Nel settore finanziario, lo scorso anno sono state intentate tre cause contro privati. La prima consiste in una denuncia presentata all’autorità australiana per gli standard pubblicitari contro HSBC che contestava dichiarazioni fuorvianti sulla protezione della Grande Barriera Corallina mentre la seconda ha coinvolto gli amministratori del più grande fondo pensionistico privato del Regno Unito, accusato di essere stato mal gestito, in parte a causa della sovraesposizione ad investimenti legati al settore dei combustibili fossili. Considerata l’importanza della finanza climatica nella lotta i cambiamenti climatici, non sorprende l’interesse crescente dimostrato nei confronti di questo settore.

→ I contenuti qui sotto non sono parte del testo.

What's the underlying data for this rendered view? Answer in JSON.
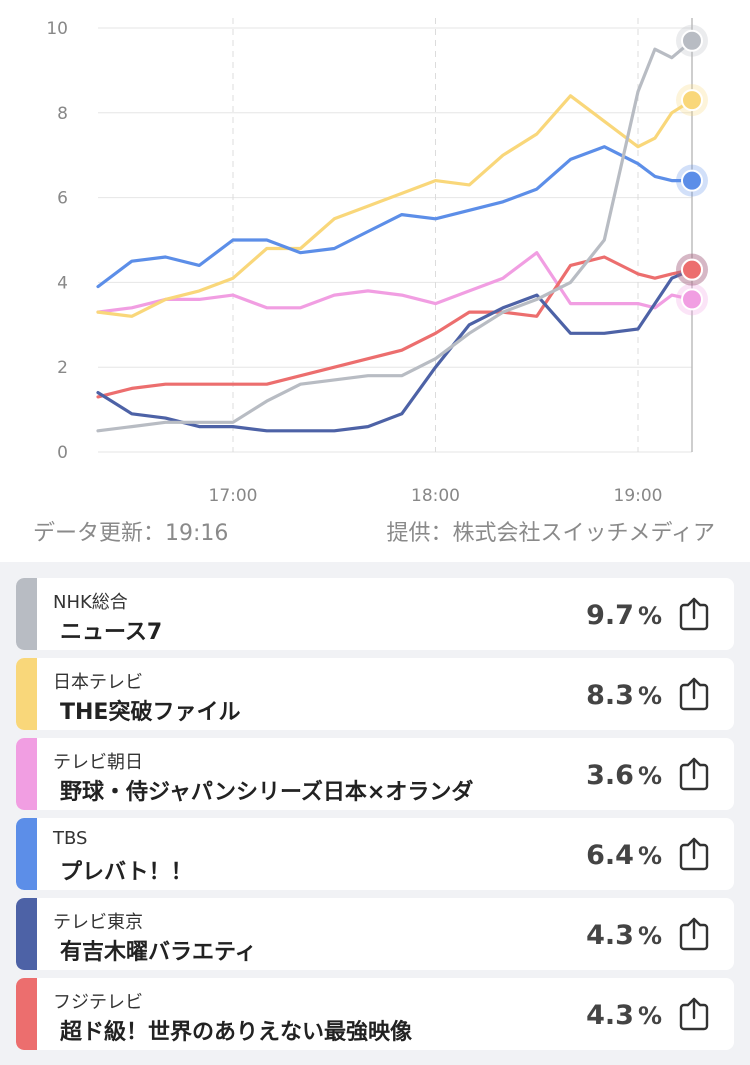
{
  "footer": {
    "update": "データ更新：19:16",
    "source": "提供：株式会社スイッチメディア"
  },
  "chart_data": {
    "type": "line",
    "xlabel": "",
    "ylabel": "",
    "x_ticks": [
      "17:00",
      "18:00",
      "19:00"
    ],
    "x_range": [
      "16:20",
      "19:16"
    ],
    "ylim": [
      0,
      10
    ],
    "y_ticks": [
      0,
      2,
      4,
      6,
      8,
      10
    ],
    "grid": true,
    "x": [
      "16:20",
      "16:30",
      "16:40",
      "16:50",
      "17:00",
      "17:10",
      "17:20",
      "17:30",
      "17:40",
      "17:50",
      "18:00",
      "18:10",
      "18:20",
      "18:30",
      "18:40",
      "18:50",
      "19:00",
      "19:05",
      "19:10",
      "19:16"
    ],
    "series": [
      {
        "name": "NHK総合",
        "color": "#b8bcc3",
        "values": [
          0.5,
          0.6,
          0.7,
          0.7,
          0.7,
          1.2,
          1.6,
          1.7,
          1.8,
          1.8,
          2.2,
          2.8,
          3.3,
          3.6,
          4.0,
          5.0,
          8.5,
          9.5,
          9.3,
          9.7
        ]
      },
      {
        "name": "日本テレビ",
        "color": "#f9d77a",
        "values": [
          3.3,
          3.2,
          3.6,
          3.8,
          4.1,
          4.8,
          4.8,
          5.5,
          5.8,
          6.1,
          6.4,
          6.3,
          7.0,
          7.5,
          8.4,
          7.8,
          7.2,
          7.4,
          8.0,
          8.3
        ]
      },
      {
        "name": "テレビ朝日",
        "color": "#f19ee2",
        "values": [
          3.3,
          3.4,
          3.6,
          3.6,
          3.7,
          3.4,
          3.4,
          3.7,
          3.8,
          3.7,
          3.5,
          3.8,
          4.1,
          4.7,
          3.5,
          3.5,
          3.5,
          3.4,
          3.7,
          3.6
        ]
      },
      {
        "name": "TBS",
        "color": "#5c8ee8",
        "values": [
          3.9,
          4.5,
          4.6,
          4.4,
          5.0,
          5.0,
          4.7,
          4.8,
          5.2,
          5.6,
          5.5,
          5.7,
          5.9,
          6.2,
          6.9,
          7.2,
          6.8,
          6.5,
          6.4,
          6.4
        ]
      },
      {
        "name": "テレビ東京",
        "color": "#4d62a6",
        "values": [
          1.4,
          0.9,
          0.8,
          0.6,
          0.6,
          0.5,
          0.5,
          0.5,
          0.6,
          0.9,
          2.0,
          3.0,
          3.4,
          3.7,
          2.8,
          2.8,
          2.9,
          3.5,
          4.1,
          4.3
        ]
      },
      {
        "name": "フジテレビ",
        "color": "#ec6e6e",
        "values": [
          1.3,
          1.5,
          1.6,
          1.6,
          1.6,
          1.6,
          1.8,
          2.0,
          2.2,
          2.4,
          2.8,
          3.3,
          3.3,
          3.2,
          4.4,
          4.6,
          4.2,
          4.1,
          4.2,
          4.3
        ]
      }
    ]
  },
  "list": [
    {
      "channel": "NHK総合",
      "program": "ニュース7",
      "rating": "9.7",
      "unit": "%",
      "color": "#b8bcc3"
    },
    {
      "channel": "日本テレビ",
      "program": "THE突破ファイル",
      "rating": "8.3",
      "unit": "%",
      "color": "#f9d77a"
    },
    {
      "channel": "テレビ朝日",
      "program": "野球・侍ジャパンシリーズ日本×オランダ",
      "rating": "3.6",
      "unit": "%",
      "color": "#f19ee2"
    },
    {
      "channel": "TBS",
      "program": "プレバト！！",
      "rating": "6.4",
      "unit": "%",
      "color": "#5c8ee8"
    },
    {
      "channel": "テレビ東京",
      "program": "有吉木曜バラエティ",
      "rating": "4.3",
      "unit": "%",
      "color": "#4d62a6"
    },
    {
      "channel": "フジテレビ",
      "program": "超ド級！世界のありえない最強映像",
      "rating": "4.3",
      "unit": "%",
      "color": "#ec6e6e"
    }
  ],
  "icons": {
    "share": "share-icon"
  }
}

Ad oggi sono relativamente pochi gli strumenti che garantiscono il diritto di ciascuno ad un ambiente salubre e la situazione varia a seconda dei paesi presi in considerazione. Il primo riconoscimento formale del diritto a un ambiente sano risale alla Dichiarazione di Stoccolma firmata nel 1972. A partire dal 2013, 182 dei 193 paesi membri delle Nazioni Unite hanno riconosciuto questo diritto mediante la loro Costituzione, la legislazione ambientale, le decisioni dei tribunali o la ratifica di un accordo internazionale. Infine, l’8 ottobre 2021 il Consiglio per i diritti umani delle Nazioni Unite ha adottato una risoluzione in cui riconosce che il diritto a un ambiente pulito, sano e sostenibile è un diritto umano. Nonostante la risoluzione non sia legalmente vincolante, rappresenta comunque un passo in avanti verso la realizzazione della drammaticità della crisi climatica in atto e del suo impatto sulla vita delle future generazioni. In Italia, lo scorso febbraio è stato approvato il disegno di legge costituzionale che ha introdotto modifiche agli articoli 9 e 41 della Costituzione in materia di tutela dell’ambiente.

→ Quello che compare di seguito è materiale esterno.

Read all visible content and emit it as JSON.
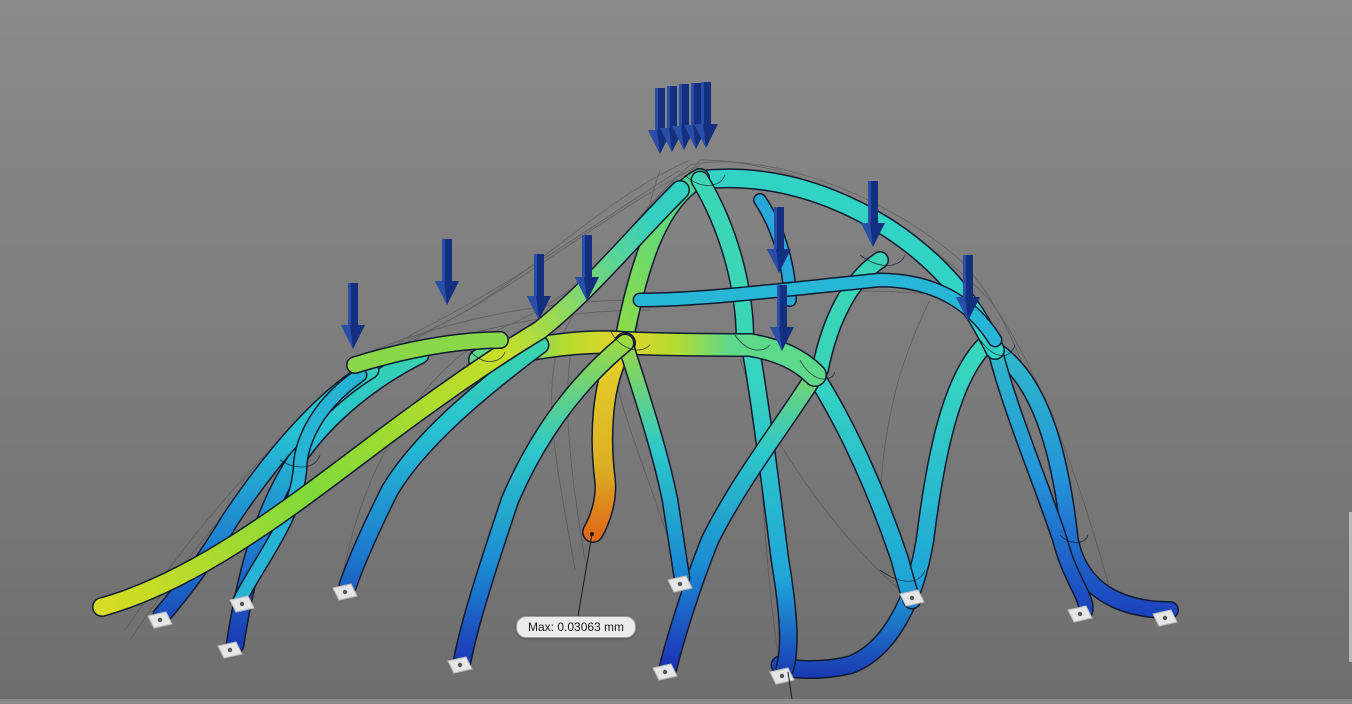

Certamente questi strumenti sono buoni punti di partenza per aumentare la consapevolezza riguardo la necessità di salvaguardare la biodiversità e contenere l’impatto dei cambiamenti climatici, allo stesso tempo il fenomeno delle climate litigations rimane necessario in un contesto di emergenza che mal si accorda con l’approccio poco ambizioso adottato da molti governi.